Usually, the construction sector is quite a good indicator of how a country is doing, as it reflects new investments in real estate (both for private and business use). I have previously mentioned the possibility of a Finnish real estate bubble, and although it is hard to say, the big increase of bankrupcies in construction since 2003 may signal the end to any such bubble. In this context it is perhaps interesting that the second-biggest sector of bankruptcy filings is the wholesale-and-retail sector: companies in this sector are typically the inhabitants of new business parks, as are the companies in the ‘other sector’ category. I can’t say if this is too big a stretch (from bankruptcies to deflating bubbles) but I have a gut feeling it is related – just like in the Netherlands where bankruptcies in construction have increased drastically since 2009.
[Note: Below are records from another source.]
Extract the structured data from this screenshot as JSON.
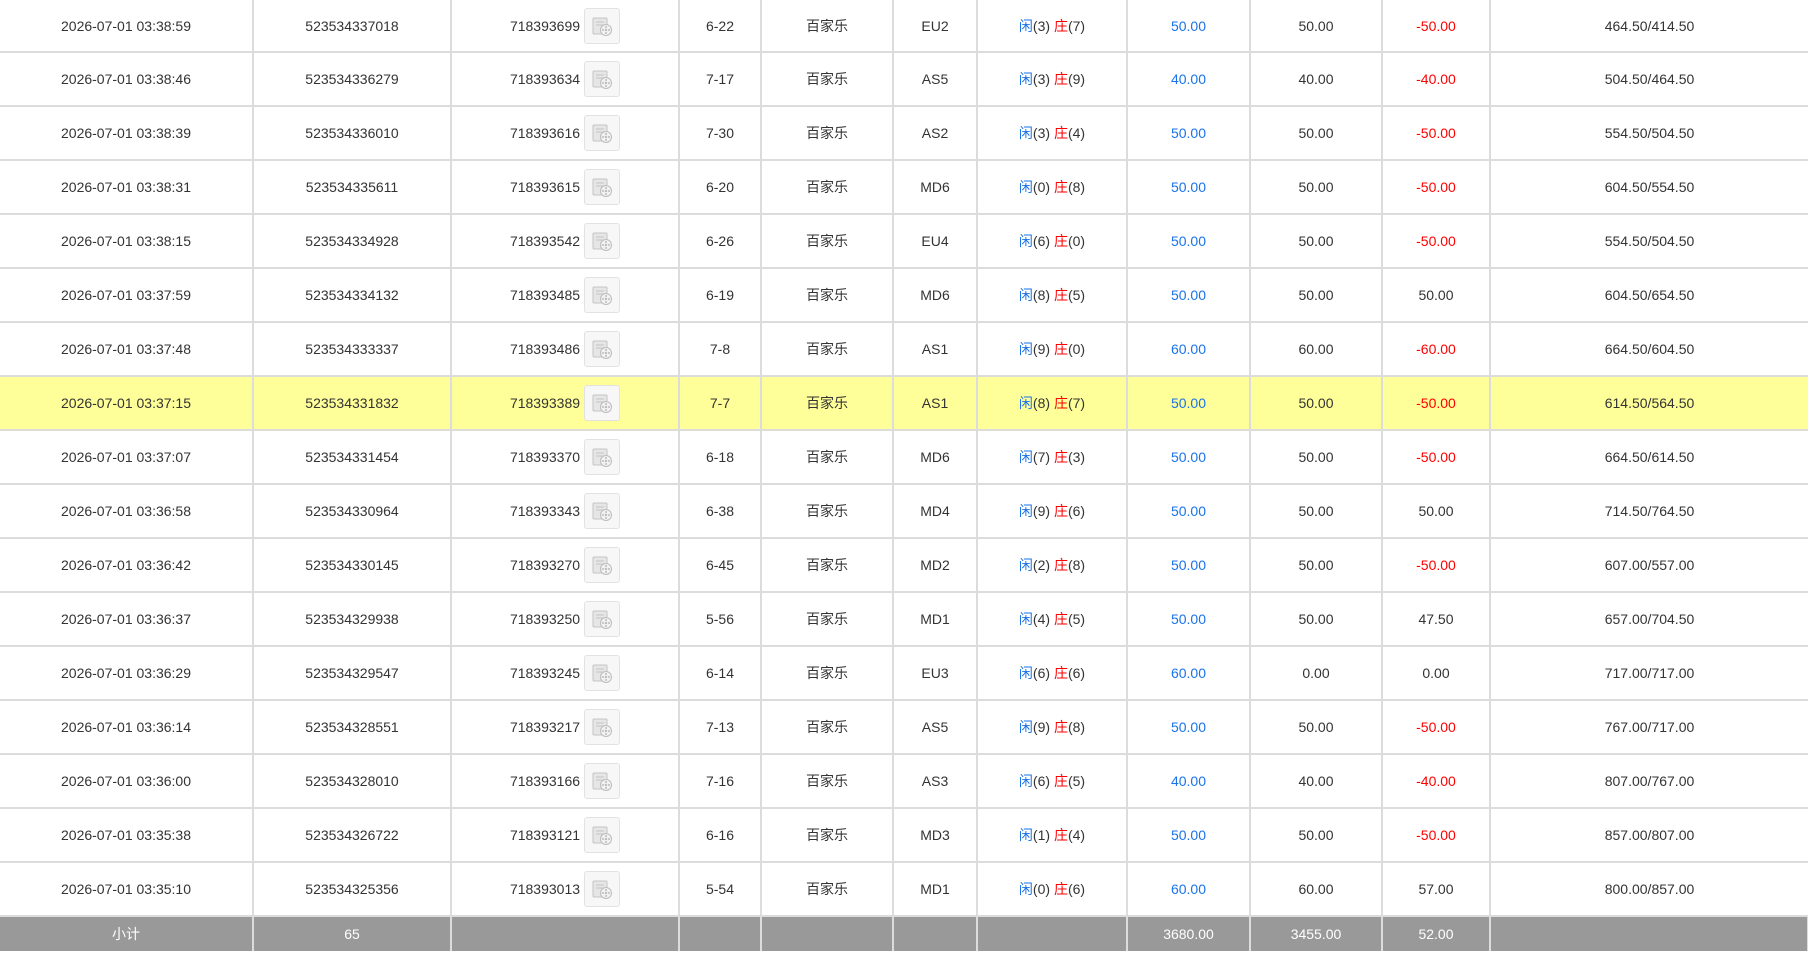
{
  "columns": [
    "time",
    "bet_id",
    "game_id",
    "shoe_round",
    "game_type",
    "table",
    "result",
    "bet_amount",
    "valid_bet",
    "win_loss",
    "balance"
  ],
  "result_labels": {
    "player": "闲",
    "banker": "庄"
  },
  "rows": [
    {
      "time": "2026-07-01 03:38:59",
      "bet_id": "523534337018",
      "game_id": "718393699",
      "round": "6-22",
      "game": "百家乐",
      "table": "EU2",
      "player": "(3)",
      "banker": "(7)",
      "bet": "50.00",
      "valid": "50.00",
      "win": "-50.00",
      "win_color": "red",
      "balance": "464.50/414.50"
    },
    {
      "time": "2026-07-01 03:38:46",
      "bet_id": "523534336279",
      "game_id": "718393634",
      "round": "7-17",
      "game": "百家乐",
      "table": "AS5",
      "player": "(3)",
      "banker": "(9)",
      "bet": "40.00",
      "valid": "40.00",
      "win": "-40.00",
      "win_color": "red",
      "balance": "504.50/464.50"
    },
    {
      "time": "2026-07-01 03:38:39",
      "bet_id": "523534336010",
      "game_id": "718393616",
      "round": "7-30",
      "game": "百家乐",
      "table": "AS2",
      "player": "(3)",
      "banker": "(4)",
      "bet": "50.00",
      "valid": "50.00",
      "win": "-50.00",
      "win_color": "red",
      "balance": "554.50/504.50"
    },
    {
      "time": "2026-07-01 03:38:31",
      "bet_id": "523534335611",
      "game_id": "718393615",
      "round": "6-20",
      "game": "百家乐",
      "table": "MD6",
      "player": "(0)",
      "banker": "(8)",
      "bet": "50.00",
      "valid": "50.00",
      "win": "-50.00",
      "win_color": "red",
      "balance": "604.50/554.50"
    },
    {
      "time": "2026-07-01 03:38:15",
      "bet_id": "523534334928",
      "game_id": "718393542",
      "round": "6-26",
      "game": "百家乐",
      "table": "EU4",
      "player": "(6)",
      "banker": "(0)",
      "bet": "50.00",
      "valid": "50.00",
      "win": "-50.00",
      "win_color": "red",
      "balance": "554.50/504.50"
    },
    {
      "time": "2026-07-01 03:37:59",
      "bet_id": "523534334132",
      "game_id": "718393485",
      "round": "6-19",
      "game": "百家乐",
      "table": "MD6",
      "player": "(8)",
      "banker": "(5)",
      "bet": "50.00",
      "valid": "50.00",
      "win": "50.00",
      "win_color": "normal",
      "balance": "604.50/654.50"
    },
    {
      "time": "2026-07-01 03:37:48",
      "bet_id": "523534333337",
      "game_id": "718393486",
      "round": "7-8",
      "game": "百家乐",
      "table": "AS1",
      "player": "(9)",
      "banker": "(0)",
      "bet": "60.00",
      "valid": "60.00",
      "win": "-60.00",
      "win_color": "red",
      "balance": "664.50/604.50"
    },
    {
      "time": "2026-07-01 03:37:15",
      "bet_id": "523534331832",
      "game_id": "718393389",
      "round": "7-7",
      "game": "百家乐",
      "table": "AS1",
      "player": "(8)",
      "banker": "(7)",
      "bet": "50.00",
      "valid": "50.00",
      "win": "-50.00",
      "win_color": "red",
      "balance": "614.50/564.50",
      "highlight": true
    },
    {
      "time": "2026-07-01 03:37:07",
      "bet_id": "523534331454",
      "game_id": "718393370",
      "round": "6-18",
      "game": "百家乐",
      "table": "MD6",
      "player": "(7)",
      "banker": "(3)",
      "bet": "50.00",
      "valid": "50.00",
      "win": "-50.00",
      "win_color": "red",
      "balance": "664.50/614.50"
    },
    {
      "time": "2026-07-01 03:36:58",
      "bet_id": "523534330964",
      "game_id": "718393343",
      "round": "6-38",
      "game": "百家乐",
      "table": "MD4",
      "player": "(9)",
      "banker": "(6)",
      "bet": "50.00",
      "valid": "50.00",
      "win": "50.00",
      "win_color": "normal",
      "balance": "714.50/764.50"
    },
    {
      "time": "2026-07-01 03:36:42",
      "bet_id": "523534330145",
      "game_id": "718393270",
      "round": "6-45",
      "game": "百家乐",
      "table": "MD2",
      "player": "(2)",
      "banker": "(8)",
      "bet": "50.00",
      "valid": "50.00",
      "win": "-50.00",
      "win_color": "red",
      "balance": "607.00/557.00"
    },
    {
      "time": "2026-07-01 03:36:37",
      "bet_id": "523534329938",
      "game_id": "718393250",
      "round": "5-56",
      "game": "百家乐",
      "table": "MD1",
      "player": "(4)",
      "banker": "(5)",
      "bet": "50.00",
      "valid": "50.00",
      "win": "47.50",
      "win_color": "normal",
      "balance": "657.00/704.50"
    },
    {
      "time": "2026-07-01 03:36:29",
      "bet_id": "523534329547",
      "game_id": "718393245",
      "round": "6-14",
      "game": "百家乐",
      "table": "EU3",
      "player": "(6)",
      "banker": "(6)",
      "bet": "60.00",
      "valid": "0.00",
      "win": "0.00",
      "win_color": "normal",
      "balance": "717.00/717.00"
    },
    {
      "time": "2026-07-01 03:36:14",
      "bet_id": "523534328551",
      "game_id": "718393217",
      "round": "7-13",
      "game": "百家乐",
      "table": "AS5",
      "player": "(9)",
      "banker": "(8)",
      "bet": "50.00",
      "valid": "50.00",
      "win": "-50.00",
      "win_color": "red",
      "balance": "767.00/717.00"
    },
    {
      "time": "2026-07-01 03:36:00",
      "bet_id": "523534328010",
      "game_id": "718393166",
      "round": "7-16",
      "game": "百家乐",
      "table": "AS3",
      "player": "(6)",
      "banker": "(5)",
      "bet": "40.00",
      "valid": "40.00",
      "win": "-40.00",
      "win_color": "red",
      "balance": "807.00/767.00"
    },
    {
      "time": "2026-07-01 03:35:38",
      "bet_id": "523534326722",
      "game_id": "718393121",
      "round": "6-16",
      "game": "百家乐",
      "table": "MD3",
      "player": "(1)",
      "banker": "(4)",
      "bet": "50.00",
      "valid": "50.00",
      "win": "-50.00",
      "win_color": "red",
      "balance": "857.00/807.00"
    },
    {
      "time": "2026-07-01 03:35:10",
      "bet_id": "523534325356",
      "game_id": "718393013",
      "round": "5-54",
      "game": "百家乐",
      "table": "MD1",
      "player": "(0)",
      "banker": "(6)",
      "bet": "60.00",
      "valid": "60.00",
      "win": "57.00",
      "win_color": "normal",
      "balance": "800.00/857.00"
    }
  ],
  "subtotal": {
    "label": "小计",
    "count": "65",
    "bet": "3680.00",
    "valid": "3455.00",
    "win": "52.00"
  },
  "icons": {
    "replay": "video-replay-icon"
  },
  "colors": {
    "highlight": "#ffff99",
    "blue": "#1a73e8",
    "red": "#ff0000",
    "subtotal_bg": "#999999"
  }
}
So what does this mean? To a large extent, more data should be presented, e.g. the number of personnel affected, the regional spread, etc. But increasing bankruptcies are always a bad sign. There is an institution of Finland which has exact statistics on real estate sales, in particular business real estate, but this is a paid service.

Therefore, it is a bit wait-and-see. Today, a Finnish bank predicts that next year the Finnish GDP will grow by 1,7%. There are a lot of assumptions behind that projections, such as growth in demand from Europe (AKA the ‘Eurocrisis is over’-argument) and the assumption of a (very) moderate wage increase through the collective agreement negotiations going on right now. I wouldn’t be surprised if this projection turns out to be too optimistic.
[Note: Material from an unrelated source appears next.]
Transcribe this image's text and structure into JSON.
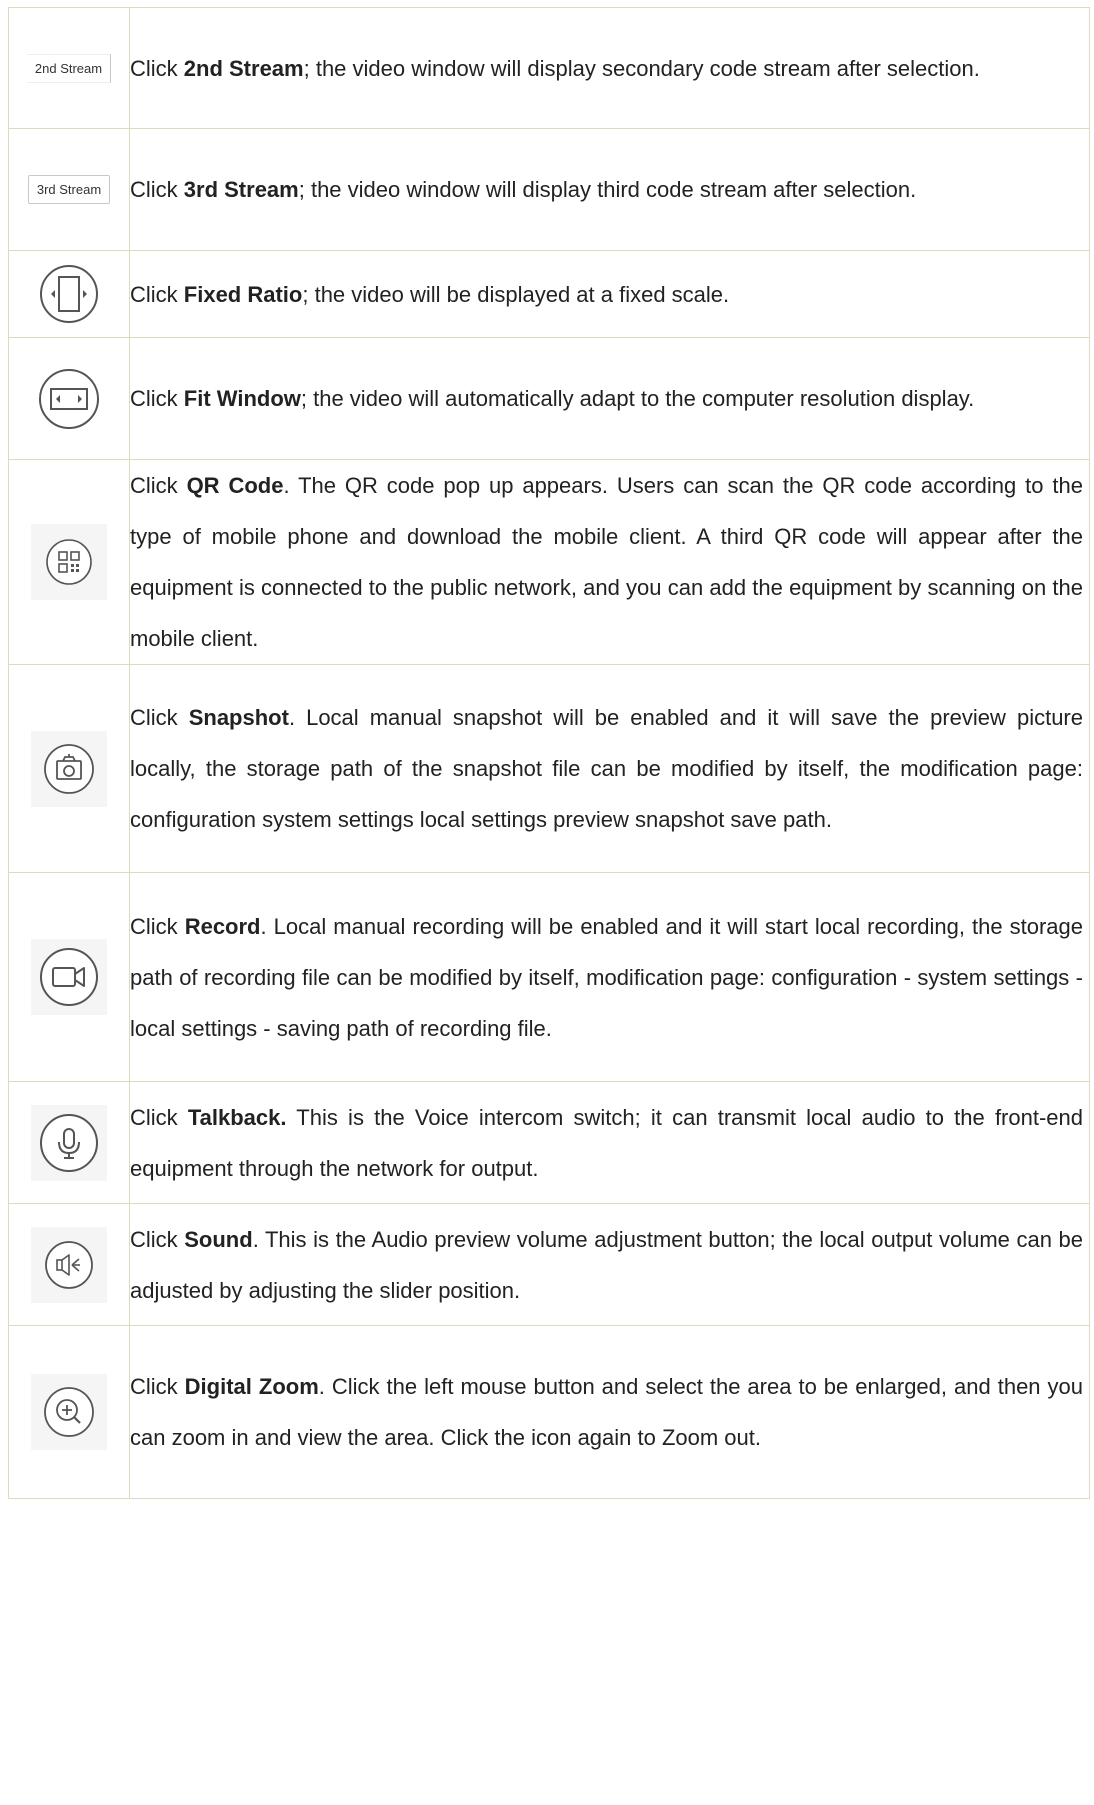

Finnish real estate bubble?

As Edward Hugh stated on his Facebook page on the 14th of February (can’t link that, so please look it up):

The depth of Finland’s recession may raise an eyebrow or two here and there. It was meant to be a very competitive economy. I have long felt, studying the evolution of the trade balance, that it had more to do with the periphery than the core. The economy has been supported by a housing boom, but now that appears to be coming to an end. Not so different from Denmark, or the Netherlands.
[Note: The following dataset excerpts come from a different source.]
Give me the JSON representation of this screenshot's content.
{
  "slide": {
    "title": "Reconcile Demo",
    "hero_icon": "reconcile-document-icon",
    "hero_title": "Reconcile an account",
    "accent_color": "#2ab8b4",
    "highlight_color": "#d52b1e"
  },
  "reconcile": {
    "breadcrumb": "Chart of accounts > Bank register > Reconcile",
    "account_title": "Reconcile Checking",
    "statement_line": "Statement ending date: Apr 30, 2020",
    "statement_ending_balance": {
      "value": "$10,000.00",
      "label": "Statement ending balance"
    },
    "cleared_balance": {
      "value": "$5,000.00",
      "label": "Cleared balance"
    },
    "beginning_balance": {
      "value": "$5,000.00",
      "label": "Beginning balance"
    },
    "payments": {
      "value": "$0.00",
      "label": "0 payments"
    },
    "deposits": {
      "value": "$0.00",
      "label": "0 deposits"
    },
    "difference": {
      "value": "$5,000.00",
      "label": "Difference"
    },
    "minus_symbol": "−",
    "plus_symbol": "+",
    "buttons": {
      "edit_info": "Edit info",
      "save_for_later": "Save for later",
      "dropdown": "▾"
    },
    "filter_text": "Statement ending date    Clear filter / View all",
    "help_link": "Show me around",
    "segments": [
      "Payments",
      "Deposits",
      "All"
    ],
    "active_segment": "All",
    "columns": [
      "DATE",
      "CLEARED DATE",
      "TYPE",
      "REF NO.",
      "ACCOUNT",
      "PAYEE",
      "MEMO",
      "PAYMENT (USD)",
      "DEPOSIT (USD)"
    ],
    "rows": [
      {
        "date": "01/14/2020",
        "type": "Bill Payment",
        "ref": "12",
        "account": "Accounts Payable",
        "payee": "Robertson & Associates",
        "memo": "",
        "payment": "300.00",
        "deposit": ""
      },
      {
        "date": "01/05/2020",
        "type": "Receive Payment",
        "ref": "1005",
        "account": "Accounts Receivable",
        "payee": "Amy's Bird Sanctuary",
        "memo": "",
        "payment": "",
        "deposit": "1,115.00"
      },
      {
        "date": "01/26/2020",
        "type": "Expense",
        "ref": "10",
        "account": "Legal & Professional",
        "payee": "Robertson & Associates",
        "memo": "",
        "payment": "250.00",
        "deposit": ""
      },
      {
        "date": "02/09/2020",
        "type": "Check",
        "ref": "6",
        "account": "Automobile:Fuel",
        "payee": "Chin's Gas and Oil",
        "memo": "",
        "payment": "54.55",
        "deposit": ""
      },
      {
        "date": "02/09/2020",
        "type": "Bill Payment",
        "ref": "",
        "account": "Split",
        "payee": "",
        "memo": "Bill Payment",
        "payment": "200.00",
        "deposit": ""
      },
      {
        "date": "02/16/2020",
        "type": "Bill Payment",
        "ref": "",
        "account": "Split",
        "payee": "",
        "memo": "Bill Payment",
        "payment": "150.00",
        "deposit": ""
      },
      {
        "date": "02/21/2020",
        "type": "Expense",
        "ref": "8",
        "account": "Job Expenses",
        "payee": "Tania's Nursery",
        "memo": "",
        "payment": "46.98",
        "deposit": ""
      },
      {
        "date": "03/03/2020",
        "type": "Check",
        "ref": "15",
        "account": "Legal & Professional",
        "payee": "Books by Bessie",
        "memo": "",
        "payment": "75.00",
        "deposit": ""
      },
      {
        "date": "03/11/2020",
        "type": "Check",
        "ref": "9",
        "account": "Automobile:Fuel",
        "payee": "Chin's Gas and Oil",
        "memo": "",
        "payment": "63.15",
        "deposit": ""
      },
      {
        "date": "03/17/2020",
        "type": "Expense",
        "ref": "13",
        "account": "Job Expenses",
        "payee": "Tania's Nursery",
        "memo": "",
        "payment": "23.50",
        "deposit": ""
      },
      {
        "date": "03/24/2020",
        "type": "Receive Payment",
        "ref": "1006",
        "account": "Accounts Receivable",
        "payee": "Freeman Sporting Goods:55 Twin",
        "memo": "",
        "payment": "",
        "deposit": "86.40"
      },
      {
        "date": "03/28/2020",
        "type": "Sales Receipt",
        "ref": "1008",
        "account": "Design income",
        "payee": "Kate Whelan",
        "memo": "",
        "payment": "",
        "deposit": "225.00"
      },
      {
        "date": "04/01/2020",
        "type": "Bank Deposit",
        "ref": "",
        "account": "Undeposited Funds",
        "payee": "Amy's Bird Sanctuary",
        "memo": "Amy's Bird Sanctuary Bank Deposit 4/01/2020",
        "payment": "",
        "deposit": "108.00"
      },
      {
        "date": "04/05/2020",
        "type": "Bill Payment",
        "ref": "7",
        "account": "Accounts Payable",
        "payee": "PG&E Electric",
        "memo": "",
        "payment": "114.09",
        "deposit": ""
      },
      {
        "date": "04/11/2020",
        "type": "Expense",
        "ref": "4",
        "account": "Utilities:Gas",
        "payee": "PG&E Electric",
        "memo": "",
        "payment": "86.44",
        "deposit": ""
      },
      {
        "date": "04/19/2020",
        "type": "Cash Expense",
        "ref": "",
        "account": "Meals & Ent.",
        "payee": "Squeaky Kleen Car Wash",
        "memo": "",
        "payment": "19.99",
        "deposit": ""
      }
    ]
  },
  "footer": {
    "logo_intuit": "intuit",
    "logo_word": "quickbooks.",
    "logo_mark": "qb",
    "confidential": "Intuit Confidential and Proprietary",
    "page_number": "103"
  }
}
As I blogged, I have shown some Eurostat statistics on housing price developments, which I thought did not look like a boom. But now I found statistics from Statistics Finland on square meter prices in various regions of Finland, and they tell something I suspected but could not put in a graph, until now. Please note that the first graph is a combination of two time series (2000-2008 and 2005-2012) which use a slightly different methodology (mainly, the latter has much more indicators on which it measures price).[UPDATE: A commenter has longer range graphs on housing prices in the Nordic countries, which make the pattern even more clearer] The picture looks a lot like the Netherlands – a slow bubble, starting in the 1990s. As for the latter graph, Helsinki 1 is basically downtown, prime, Helsinki, while Helsinki 3 is more of a peripheral area, although public transport connections are very good. Vantaa is (traditionally) a more working class city next to Helsinki, where also the Finnish main airport is located.

Source: Statistics Finland

Source: Statistics Finland

And for the capital region:

Source: Statistics Finland

Source: Statistics Finland

I don’t know how to define a housing bubble, but it seems that Helsinki prices, especially in prime and other near-center Helsinki (this holds true also for 2-room appartments and bigger) have gone up quite a bit. That has to do partly with this:

Source: Tilastokeskus

Source: Tilastokeskus

Although Tampere and Oulu are also growth centers in a sense, the Helsinki region has a much greater pull. I don’t have time now to dissect the nature of those moving to Helsinki (age, gender, where they come from) but from what I know anectdotally, there is quite a shortage of appartments for people who need only a single or double-room appartment, mainly because they are so expensive (for students etc.)

I don’t know if this is part of the possible bubble-story but it seems to happen mainly in the Helsinki area, not elsewhere.